Наследие войны - Уилбур Смит
Прошло уже несколько месяцев с тех пор, как они в последний раз проводили время вместе. Маниоро жаловался на боль в животе, которая никак не проходила. Его обычно ненасытный аппетит почти исчез. Он обнаружил, что устает гораздо легче.
Леон объяснил это неизбежными последствиями процесса старения.
Сейчас ему, должно быть, почти восемьдесят. В конце концов, он должен это показать.
Но когда Леон поднялся на ноги, чтобы пожать руку, он увидел, что это было больше, чем просто время, взявшее свое.
Тело Маниоро, казалось, уменьшилось. Он никогда не выглядел таким худым. Мышцы и жир исчезли с его тела, щеки ввалились, рот опустился. Его кожа казалась желтоватой, неестественно бледной и с желтоватым оттенком.
- ‘Я вижу тебя, брат мой, - сказал Леон, беря костлявую руку Маниоро.
- А я тебя, Мбого, - последовал ответ, но в словах не было обычной грохочущей громкости.
Маниоро взял бутылку, которую протянул ему Леон.
Они выпили в дружеском молчании, а затем Леон спросил: - ‘Что с тобой, брат?’
Маниоро пожал плечами, пренебрежительно поморщился, а затем сказал: - Это скоро пройдет.
- Ты обращался к врачу?
Маниоро издал смешок, который перешел в сухой отрывистый кашель.
- Ты знаешь меня лучше, чем это! Я никогда не болею. А если бы это было так, я бы вызвал Макунгу, и он позаботился бы обо мне.
Леон не хотел оскорблять своего друга, но Макунга был всего лишь знахарем, и какая бы болезнь ни охватила Маниоро, трав и заклинаний было недостаточно, чтобы вылечить его. Он должен попытаться оказать ему надлежащую помощь, этого требовала его совесть, но для этого потребуются дипломатия и такт.
И даже мои самые близкие друзья не назвали бы эти два качества моими сильными сторонами.
- Ты сын великой целительницы ... - начал Леон.
- Мы оба сыновья Лусимы, - заметил Маниоро.
– Действительно, и у нас обоих были причины благодарить ее за ее навыки, потому что она исцелила нас обоих. Я знаю, что африканцы обладают древними знаниями, которые мой народ не понимает. Но у европейцев есть современная наука, и это позволяет нам по-другому познавать мир и находить лекарства, которые могут помочь, когда старых способов недостаточно".

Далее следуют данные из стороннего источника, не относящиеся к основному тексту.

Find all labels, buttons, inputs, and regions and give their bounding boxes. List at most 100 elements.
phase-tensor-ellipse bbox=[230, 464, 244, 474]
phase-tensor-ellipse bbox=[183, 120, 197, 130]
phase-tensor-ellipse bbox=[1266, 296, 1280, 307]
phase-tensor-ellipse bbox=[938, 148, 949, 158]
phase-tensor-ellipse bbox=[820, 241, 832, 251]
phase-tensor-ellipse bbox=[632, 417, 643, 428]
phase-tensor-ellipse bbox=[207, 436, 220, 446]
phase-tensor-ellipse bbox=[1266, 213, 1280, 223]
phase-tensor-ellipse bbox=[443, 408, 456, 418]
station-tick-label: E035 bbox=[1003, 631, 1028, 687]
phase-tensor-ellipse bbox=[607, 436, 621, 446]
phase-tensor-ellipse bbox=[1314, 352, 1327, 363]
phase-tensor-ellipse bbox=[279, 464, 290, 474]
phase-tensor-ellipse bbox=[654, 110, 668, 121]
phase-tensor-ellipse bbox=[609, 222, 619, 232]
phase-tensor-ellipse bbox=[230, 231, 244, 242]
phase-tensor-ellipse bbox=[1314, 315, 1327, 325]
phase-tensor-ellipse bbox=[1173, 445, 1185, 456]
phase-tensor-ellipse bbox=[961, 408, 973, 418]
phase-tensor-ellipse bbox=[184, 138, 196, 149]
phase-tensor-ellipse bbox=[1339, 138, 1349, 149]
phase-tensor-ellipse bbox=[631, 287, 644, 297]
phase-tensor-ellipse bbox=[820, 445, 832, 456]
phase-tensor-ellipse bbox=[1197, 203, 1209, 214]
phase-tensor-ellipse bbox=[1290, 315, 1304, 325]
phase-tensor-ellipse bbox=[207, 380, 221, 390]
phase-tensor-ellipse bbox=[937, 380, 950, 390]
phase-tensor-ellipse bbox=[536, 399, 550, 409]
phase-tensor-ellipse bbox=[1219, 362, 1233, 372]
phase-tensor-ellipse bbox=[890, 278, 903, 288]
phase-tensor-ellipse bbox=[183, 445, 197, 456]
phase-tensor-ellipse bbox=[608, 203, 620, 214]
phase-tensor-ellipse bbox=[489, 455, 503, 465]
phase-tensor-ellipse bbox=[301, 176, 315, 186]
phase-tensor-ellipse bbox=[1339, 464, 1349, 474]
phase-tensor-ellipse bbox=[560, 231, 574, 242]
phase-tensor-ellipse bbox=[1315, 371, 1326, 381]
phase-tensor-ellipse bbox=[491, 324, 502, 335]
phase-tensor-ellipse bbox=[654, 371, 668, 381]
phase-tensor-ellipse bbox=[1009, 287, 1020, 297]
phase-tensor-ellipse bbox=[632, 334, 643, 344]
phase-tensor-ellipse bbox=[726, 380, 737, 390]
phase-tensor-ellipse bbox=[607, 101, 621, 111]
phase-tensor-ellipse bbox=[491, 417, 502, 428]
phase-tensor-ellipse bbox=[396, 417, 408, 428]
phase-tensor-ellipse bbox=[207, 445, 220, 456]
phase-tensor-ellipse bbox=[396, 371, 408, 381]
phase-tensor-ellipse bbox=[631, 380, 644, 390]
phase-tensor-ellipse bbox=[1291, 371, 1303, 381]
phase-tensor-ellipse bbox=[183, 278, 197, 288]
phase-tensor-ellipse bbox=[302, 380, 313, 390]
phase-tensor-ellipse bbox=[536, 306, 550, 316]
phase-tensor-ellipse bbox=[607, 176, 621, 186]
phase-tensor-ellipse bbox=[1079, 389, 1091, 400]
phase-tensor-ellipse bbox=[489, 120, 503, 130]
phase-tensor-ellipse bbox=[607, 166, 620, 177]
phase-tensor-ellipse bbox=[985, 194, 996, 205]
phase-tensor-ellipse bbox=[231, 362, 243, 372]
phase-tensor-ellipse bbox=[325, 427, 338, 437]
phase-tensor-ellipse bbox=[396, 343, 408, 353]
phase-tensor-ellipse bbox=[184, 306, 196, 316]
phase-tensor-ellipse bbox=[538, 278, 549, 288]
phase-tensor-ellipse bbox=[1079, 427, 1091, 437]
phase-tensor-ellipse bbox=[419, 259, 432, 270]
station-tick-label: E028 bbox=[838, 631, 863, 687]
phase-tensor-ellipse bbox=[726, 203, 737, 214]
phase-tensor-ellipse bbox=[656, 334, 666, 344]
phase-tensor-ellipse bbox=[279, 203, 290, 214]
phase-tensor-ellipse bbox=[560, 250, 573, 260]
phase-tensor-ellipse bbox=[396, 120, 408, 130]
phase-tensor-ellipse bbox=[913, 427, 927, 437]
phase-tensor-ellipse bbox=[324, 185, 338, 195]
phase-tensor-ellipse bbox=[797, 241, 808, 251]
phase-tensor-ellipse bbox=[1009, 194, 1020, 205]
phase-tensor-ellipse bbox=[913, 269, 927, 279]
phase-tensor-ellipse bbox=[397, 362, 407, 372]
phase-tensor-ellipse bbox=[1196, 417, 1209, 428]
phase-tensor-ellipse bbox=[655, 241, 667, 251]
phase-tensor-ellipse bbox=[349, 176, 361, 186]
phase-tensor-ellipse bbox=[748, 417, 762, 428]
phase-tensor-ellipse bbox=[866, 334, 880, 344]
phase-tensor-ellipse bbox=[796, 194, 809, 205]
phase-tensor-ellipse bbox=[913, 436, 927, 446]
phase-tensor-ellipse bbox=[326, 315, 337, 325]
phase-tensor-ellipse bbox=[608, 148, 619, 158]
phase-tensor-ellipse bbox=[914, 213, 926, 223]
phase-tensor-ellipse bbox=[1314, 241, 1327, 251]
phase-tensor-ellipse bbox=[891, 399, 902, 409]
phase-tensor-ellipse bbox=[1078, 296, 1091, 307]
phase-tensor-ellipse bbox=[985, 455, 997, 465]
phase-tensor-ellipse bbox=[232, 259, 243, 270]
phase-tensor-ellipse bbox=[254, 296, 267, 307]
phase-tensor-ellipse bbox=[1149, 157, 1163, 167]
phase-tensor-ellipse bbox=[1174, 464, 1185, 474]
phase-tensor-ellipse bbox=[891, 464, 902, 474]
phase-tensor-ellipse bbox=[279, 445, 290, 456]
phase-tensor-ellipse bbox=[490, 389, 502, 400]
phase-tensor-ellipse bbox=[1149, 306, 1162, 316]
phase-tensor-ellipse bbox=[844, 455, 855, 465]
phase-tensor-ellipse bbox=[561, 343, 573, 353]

- Ты предлагаешь мне поехать в больницу в Найроби? Ты знаешь, что больница для чернокожих мужчин и женщин не похожа на ту, что для вас, белых.
- ‘Я знаю,’ признался Леон. - И я могу только надеяться, что со временем справедливость и законность потребуют равного отношения ко всем. Но сейчас все, что меня волнует, - это ты. Я найду тебе лучших врачей в Кении. Как только они определят, что с тобой не так, я вызову лучших специалистов из Йоханнесбурга или Кейптауна. Для тебя не будет ничего слишком хорошего.
Маниоро отхлебнул немного пива, затем легонько похлопал Леона по спине.
- Ты хороший друг, Мбого. Ты любишь меня и протягиваешь руку, чтобы помочь. Я благодарю тебя за это. Но, может быть, в помощи нет необходимости. Что, если это просто мое время? В конце концов смерть приходит ко всем нам.
Леон почувствовал внезапный, первобытный шок страха, меньше похожий на взрослого человека, столкнувшегося с потерей другого, чем на ребенка, обнаружившего, что их отец скоро уйдет навсегда.
‘Нет! Не говори так! Должно же быть что-то ... - Он огляделся в поисках того, что бы это могло быть. Но только одна возможность приходила ему в голову. - А как насчет Бенджамина? Он врач. Конечно, он может тебе помочь.
Лицо Маниоро напряглось от едва сдерживаемого гнева. – Я же сказал - никогда больше не упоминай при мне это имя. Он больше не мой сын. Я не хочу его видеть. И он не придет ко мне ...
Когда Маниоро произнес эти последние слова, они, казалось, были наполнены болью и отчаянием, которые скрывались за его гневом.
- Мы с отцом были врагами, - сказал Леон. Он умер прежде, чем мы смогли помириться. Но я бы отдал все, что у меня есть – всю эту землю, мой бизнес, каждый пенни в банке, – чтобы снова увидеть его и сказать ему, что даже когда я его ненавидел, я тоже его любил. И я уверен, что старый ублюдок сказал бы то же самое.
Маниоро не ответил. Леон достал из плетеной корзины еще две бутылки пива. Он передал одну своему другу и дал ему выпить почти всю, прежде чем сказал: - "Итак, скажи мне, могучий вождь ... Я знаю, что ты, масаи, владеешь всем скотом в мире. Но сколько голов ты хочешь дать мне, чтобы я отвез на рынок?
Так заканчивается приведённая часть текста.